第二章 ここから始まる四人の物語 A
第二章 ここから始まる四人の物語
夜明け前、いつもより近くで聞こえる鳥のさえずりに目を覚ましたシェリーは、いつの間にか体にかけられていた布を寝ぼけ眼で見つめていた。見回せば四方は壁に囲まれており、頭上にはゴウゴウと音を立てながら稼動するバーナーが吊り下げられている。
あれ…? これは……夢の中……?
空気はいつもよりも冷たく感じられ、むしろ寒いくらいだった。ぶるっと身震いをしたシェリーは、自分の手で両腕をさすりながら大きなあくびをする。
「あ、シェリーがあくびしてるー。かっわいー」
突然、頭上から聞こえてきた声に、肩をすくめて驚くシェリー。
「わ! 夏凛さん!?」
眠気の吹き飛んだ瞳を向けてみれば、そこには笑みをこぼしながらこちらを見おろしている夏凛の姿があった。自分と密着して立っていた夏凛の姿に、シェリーは気がついていなかったのだ。
「え? え? 私、一体どこに……?」
「ようこそ現実へ」
シェリーは夏凛に右腕をとられると、そのまま引っ張りあげられるようにしてバスケットの淵から顔を覗かせた。顔に当たる日の光に目がくらむ。やがて少しずつその目蓋を開いていった彼女は、目の前の景色に思わず息をのみ込んだ。
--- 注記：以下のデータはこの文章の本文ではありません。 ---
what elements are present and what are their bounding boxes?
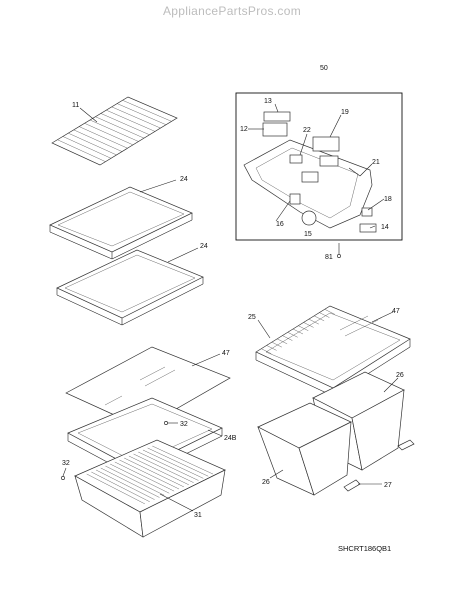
control-housing	[243, 111, 377, 258]
hatch-line	[100, 467, 160, 498]
callout-26-front: 26	[262, 479, 270, 486]
diagram-code: SHCRT186QB1	[338, 544, 391, 553]
hatch-line	[89, 119, 139, 142]
hatch-line	[319, 312, 330, 318]
site-watermark: AppliancePartsPros.com	[163, 4, 301, 18]
hatch-line	[282, 335, 293, 341]
callout-11: 11	[72, 102, 79, 109]
callout-22: 22	[303, 127, 311, 134]
hatch-line	[79, 126, 128, 149]
hatch-line	[128, 455, 189, 485]
hatch-line	[62, 136, 112, 159]
callout-24: 24	[180, 176, 188, 183]
callout-24b: 24B	[224, 435, 237, 442]
crisper-cover-right	[255, 305, 411, 397]
callout-32-upper: 32	[180, 421, 188, 428]
callout-15: 15	[304, 231, 312, 238]
hatch-line	[271, 341, 282, 348]
hatch-line	[147, 447, 209, 477]
hatch-line	[68, 132, 117, 156]
hatch-line	[57, 139, 106, 162]
hatch-line	[298, 325, 309, 331]
hatch-line	[100, 113, 150, 135]
hatch-line	[287, 332, 298, 338]
glass-shelf-upper	[49, 186, 193, 260]
hatch-line	[152, 445, 214, 475]
hatch-line	[86, 473, 145, 505]
callout-47-right: 47	[392, 308, 400, 315]
hatch-line	[111, 106, 161, 129]
hatch-line	[114, 461, 175, 492]
callout-50: 50	[320, 65, 328, 72]
callout-18: 18	[384, 196, 392, 203]
hatch-line	[84, 123, 134, 146]
callouts: 50 11 13 19 12 22 21 24 18 16 15 14 24 8…	[62, 65, 404, 519]
glass-shelf-lower	[56, 249, 204, 326]
hatch-line	[110, 463, 170, 494]
callout-14: 14	[381, 224, 389, 231]
hatch-line	[117, 103, 167, 125]
callout-12: 12	[240, 126, 248, 133]
callout-27: 27	[384, 482, 392, 489]
hatch-line	[106, 109, 156, 132]
hatch-line	[91, 471, 150, 502]
callout-24-lower: 24	[200, 243, 208, 250]
callout-26-back: 26	[396, 372, 404, 379]
hatch-line	[277, 338, 288, 345]
callout-25: 25	[248, 314, 256, 321]
callout-16: 16	[276, 221, 284, 228]
callout-31: 31	[194, 512, 202, 519]
wire-shelf	[51, 96, 178, 166]
hatch-line	[133, 453, 194, 483]
callout-13: 13	[264, 98, 272, 105]
hatch-line	[303, 322, 314, 328]
hatch-line	[308, 318, 319, 325]
hatch-line	[261, 348, 272, 354]
hatch-line	[95, 469, 155, 500]
hatch-line	[142, 449, 204, 479]
hatch-line	[124, 457, 184, 488]
control-assembly-box	[235, 92, 403, 241]
leader-lines	[62, 103, 399, 512]
callout-81: 81	[325, 254, 333, 261]
hatch-line	[324, 309, 335, 315]
hatch-line	[138, 451, 199, 481]
hatch-line	[105, 465, 165, 496]
callout-32-lower: 32	[62, 460, 70, 467]
hatch-line	[119, 459, 180, 490]
hatch-line	[122, 100, 172, 122]
hatch-line	[95, 116, 145, 139]
hatch-line	[292, 328, 304, 335]
hatch-line	[266, 345, 277, 351]
hatch-line	[73, 129, 123, 152]
callout-47-left: 47	[222, 350, 230, 357]
hatch-line	[314, 315, 325, 322]
crisper-drawer-front	[257, 402, 352, 496]
callout-19: 19	[341, 109, 349, 116]
callout-21: 21	[372, 159, 380, 166]
pan-drawer	[61, 439, 226, 538]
ここがどこなのか、自分が誰なのか。そんなことがどうでもよく思えてしまうほど雄大な景色を見たことがあるだろうか。シェリーの瞳に映し出されたものは、まさにその一例に挙げられるような雄大な自然だった。
人間が足を踏み入れることの無くなった大地にはどこまでも鬱蒼とした木々が続いており、まだらに見える開けた土地には青く揺らめく湖や小金色に輝くすすき野が堂々その身を構えている。遠くに見える山々の斜面には灰色の岩肌がくっきりと顔を覗かせていて、立派にその迫力を誇示していた。
ふと、バスケットのすぐ近くを小鳥達がかすめていく。こういう光景は写真でなら見たことがあったが、やはり実物を目の前にしてみるとその感動はひとしお大きいものである。
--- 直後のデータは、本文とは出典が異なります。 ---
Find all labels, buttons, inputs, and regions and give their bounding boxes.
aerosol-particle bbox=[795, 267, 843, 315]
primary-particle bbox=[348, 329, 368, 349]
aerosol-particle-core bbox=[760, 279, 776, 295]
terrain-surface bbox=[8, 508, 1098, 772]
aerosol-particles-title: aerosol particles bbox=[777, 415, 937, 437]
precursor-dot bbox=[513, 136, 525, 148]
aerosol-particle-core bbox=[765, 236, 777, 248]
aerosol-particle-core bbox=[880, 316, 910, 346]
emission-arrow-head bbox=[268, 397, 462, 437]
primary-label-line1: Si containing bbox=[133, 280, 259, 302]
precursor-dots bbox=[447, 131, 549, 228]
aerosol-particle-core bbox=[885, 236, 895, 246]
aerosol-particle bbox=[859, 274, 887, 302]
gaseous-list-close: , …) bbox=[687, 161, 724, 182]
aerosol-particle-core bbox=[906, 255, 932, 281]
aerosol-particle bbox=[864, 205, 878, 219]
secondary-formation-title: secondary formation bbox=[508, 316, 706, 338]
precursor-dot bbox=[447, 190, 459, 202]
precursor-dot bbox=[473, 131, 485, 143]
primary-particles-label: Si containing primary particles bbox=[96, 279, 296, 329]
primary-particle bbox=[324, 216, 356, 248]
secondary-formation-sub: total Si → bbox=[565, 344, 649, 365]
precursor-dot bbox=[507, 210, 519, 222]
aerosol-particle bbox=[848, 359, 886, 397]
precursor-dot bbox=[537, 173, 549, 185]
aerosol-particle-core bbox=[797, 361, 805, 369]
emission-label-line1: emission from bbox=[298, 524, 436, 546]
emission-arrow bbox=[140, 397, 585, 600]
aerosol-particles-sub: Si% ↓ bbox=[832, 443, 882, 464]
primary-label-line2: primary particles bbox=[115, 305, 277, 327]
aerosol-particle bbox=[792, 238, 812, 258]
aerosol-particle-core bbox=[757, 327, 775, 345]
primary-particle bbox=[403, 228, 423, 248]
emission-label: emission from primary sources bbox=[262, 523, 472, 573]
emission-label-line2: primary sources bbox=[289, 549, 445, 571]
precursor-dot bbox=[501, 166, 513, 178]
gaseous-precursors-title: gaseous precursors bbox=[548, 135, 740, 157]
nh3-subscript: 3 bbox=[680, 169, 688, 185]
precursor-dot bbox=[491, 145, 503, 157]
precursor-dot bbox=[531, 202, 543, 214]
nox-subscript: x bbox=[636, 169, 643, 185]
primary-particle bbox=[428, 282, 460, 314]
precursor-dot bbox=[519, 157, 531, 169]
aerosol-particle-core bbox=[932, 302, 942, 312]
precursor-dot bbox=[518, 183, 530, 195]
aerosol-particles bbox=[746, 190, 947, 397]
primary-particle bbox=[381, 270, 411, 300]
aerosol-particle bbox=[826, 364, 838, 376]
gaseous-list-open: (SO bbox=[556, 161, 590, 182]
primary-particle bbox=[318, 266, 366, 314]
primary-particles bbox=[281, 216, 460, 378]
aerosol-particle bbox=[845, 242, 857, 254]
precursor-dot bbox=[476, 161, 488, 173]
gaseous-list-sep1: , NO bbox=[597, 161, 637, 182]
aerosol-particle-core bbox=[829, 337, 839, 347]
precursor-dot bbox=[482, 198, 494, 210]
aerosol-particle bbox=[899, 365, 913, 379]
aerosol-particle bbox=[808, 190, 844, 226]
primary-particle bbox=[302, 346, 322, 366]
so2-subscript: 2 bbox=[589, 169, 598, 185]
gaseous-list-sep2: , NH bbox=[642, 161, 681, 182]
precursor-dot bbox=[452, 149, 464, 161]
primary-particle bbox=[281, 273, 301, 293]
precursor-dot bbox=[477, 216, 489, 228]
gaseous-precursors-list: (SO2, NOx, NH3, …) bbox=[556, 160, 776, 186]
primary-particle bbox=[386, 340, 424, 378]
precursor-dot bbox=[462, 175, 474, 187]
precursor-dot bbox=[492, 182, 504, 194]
シェリーは声をあげるのも忘れて、神秘的な空気にひたすらに身も心もゆだねた。
「夢じゃなかったんですね……」
そして、やっとのことで口に出した言葉は、隣で同じ景色を見ていた夏凛に向けられたものだった。
夏凛は大きく深呼吸すると、シェリーの気持ちをくみ取るようにして語り始める。
「ええ。私達は今、村から見て遥か北の空を進んでいるわ。何者も足を踏み入れることを禁じられてきた土地、《アンダーグラウンド》。きっとこうしている間にも、どう猛な獣達が私達を狙っているはずよ。まったく、これから私達はどうなるのかしらね」
§§§
「っしゃぁ! たっぷり寝たぞ! お前ら、おはよう! さぁ起きろ今起きろ!」
すぐ横を飛んでいた気球から、この穏やかな空気をぶち壊すような雄叫びがあがったのは、シェリーが目覚めて十分ほどたった頃だった。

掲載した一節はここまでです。